United Chief Executive Officer, Brian Larkin commented:
“The speed at which the Joint Venture is developing Abu Sennan is demonstrative of the excitement we share for the long-term potential of the licence, which continues to deliver for the Company. Today’s announcement is yet more positive news, with the approval of the development lease at ASD-1X and the start of production from that well. We would also expect this result to add to the proven reserves on the licence.

“In tandem with exploration success in Abu Sennan, the encouraging result from the ASH-1ST2 workover will provide a further boost to production, and will also help increase our understanding of the ASH Field.

“With the EDC-50 rig still drilling the Al Jahraa-8 development well, we look forward to providing further updates on the continuing 2021 Abu Sennan drilling campaign in due course.”

Trinity Exploration & Production

Trinity has confirmed this morning that its Onshore Lease Operatorship Agreements in Trinidad have been renewed for a 10 year period effective 1 January 2021. The 10 year licence period (versus five years previously) provides a longer investment horizon and therefore a greater ability to maximise returns.

Appropriate work programmes have been set for each of the LOAs, a minimum of 15 new infill wells and 30 heavy workovers (these are inclusive of recompletions) to be completed over the licence period, obligations which Trinity is highly confident of exceeding and a new focus on Enhanced Oil Recovery projects/feasibility assessments marries well with Trinity’s 3D data driven approach enabling the company to identify applicable areas of interest and reduce geological risk.

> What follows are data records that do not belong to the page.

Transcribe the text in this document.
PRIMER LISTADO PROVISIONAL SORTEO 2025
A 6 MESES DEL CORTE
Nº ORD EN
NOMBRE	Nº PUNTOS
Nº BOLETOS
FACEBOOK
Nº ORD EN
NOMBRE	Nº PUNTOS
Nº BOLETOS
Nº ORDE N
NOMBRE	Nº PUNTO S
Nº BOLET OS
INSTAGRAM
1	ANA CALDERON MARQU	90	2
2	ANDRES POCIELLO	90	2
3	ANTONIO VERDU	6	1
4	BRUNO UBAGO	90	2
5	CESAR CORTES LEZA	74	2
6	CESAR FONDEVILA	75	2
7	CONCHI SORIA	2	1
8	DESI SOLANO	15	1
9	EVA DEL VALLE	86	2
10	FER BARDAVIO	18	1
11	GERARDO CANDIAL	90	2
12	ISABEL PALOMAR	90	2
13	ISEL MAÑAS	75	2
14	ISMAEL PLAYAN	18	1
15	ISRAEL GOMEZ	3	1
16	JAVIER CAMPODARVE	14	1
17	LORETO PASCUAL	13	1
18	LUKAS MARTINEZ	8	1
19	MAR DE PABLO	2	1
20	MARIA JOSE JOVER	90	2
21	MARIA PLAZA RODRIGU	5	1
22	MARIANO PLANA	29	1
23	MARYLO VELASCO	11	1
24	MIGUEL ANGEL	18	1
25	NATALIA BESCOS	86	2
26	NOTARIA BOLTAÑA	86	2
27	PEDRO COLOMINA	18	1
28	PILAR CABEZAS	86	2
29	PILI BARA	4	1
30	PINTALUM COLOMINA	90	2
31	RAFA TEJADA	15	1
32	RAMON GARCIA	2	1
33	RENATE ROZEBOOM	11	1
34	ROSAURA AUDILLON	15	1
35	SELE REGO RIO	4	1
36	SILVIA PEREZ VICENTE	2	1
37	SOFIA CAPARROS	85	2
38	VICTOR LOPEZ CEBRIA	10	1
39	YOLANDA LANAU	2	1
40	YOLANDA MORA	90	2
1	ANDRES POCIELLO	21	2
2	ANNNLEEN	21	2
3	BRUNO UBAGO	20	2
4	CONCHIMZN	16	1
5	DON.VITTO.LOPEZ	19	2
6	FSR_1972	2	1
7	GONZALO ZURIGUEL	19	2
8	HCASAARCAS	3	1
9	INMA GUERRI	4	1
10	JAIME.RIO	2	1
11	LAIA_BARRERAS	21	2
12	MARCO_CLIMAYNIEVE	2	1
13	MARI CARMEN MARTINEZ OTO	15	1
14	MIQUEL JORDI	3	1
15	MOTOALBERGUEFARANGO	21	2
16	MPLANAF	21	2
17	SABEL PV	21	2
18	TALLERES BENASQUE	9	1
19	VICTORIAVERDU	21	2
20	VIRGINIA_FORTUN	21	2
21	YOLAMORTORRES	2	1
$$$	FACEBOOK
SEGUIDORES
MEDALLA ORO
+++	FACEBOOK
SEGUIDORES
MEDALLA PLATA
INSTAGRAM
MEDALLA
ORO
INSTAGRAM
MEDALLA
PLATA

The overriding royalty rates have been favourably adjusted on a block-by-block basis to incentivise higher activity levels and maximise economic recoveries: For the current oil price band (US$50.01-70.00) the base ORR has been reduced by 15% and the enhanced ORRs have been reduced by between 40-63% dependent on the oil price band.

New super-enhanced ORRs, 50% lower than the enhanced ORRs, apply across all oil price bands once the production thresholds are exceeded. The thresholds up to which the base and enhanced ORRs apply decline at approximately 2% per annum across the licence term, further incentivising the licence operators to optimise the productivity of the fields for the long term.

The improved royalty structure rewards production increases from all activity types (not just drilling new infill wells as was previously the case) so the aggregate increase in NAV across the onshore portfolio is estimated at between 4-14% dependent on where realised prices are between US$30-US$65/bbl and at the current oil price, the accretion to the onshore portfolio NAV is estimated to be c.7%.

Bruce Dingwall, CBE, Executive Chairman of Trinity, commented:
“We are delighted to have renewed these licences for double the previous tenure, and on improved terms, which will work for the benefit of all stakeholders. We continue to have a strong relationship with Heritage and the terms of the extension provide us with the ability to focus on driving value as we increase production from existing and new wells, especially on the back of now having the 3D seismic data. When combined with the Government’s recent moves to reform the SPT regime, the commercial and fiscal backdrop is moving in the right direction for existing operators to invest further and to attract new entrants into the region.

“Trinity has long-championed its portfolio approach and we have a broad range of near-term and longer-term opportunities all geared towards increased production, returns and scalability.”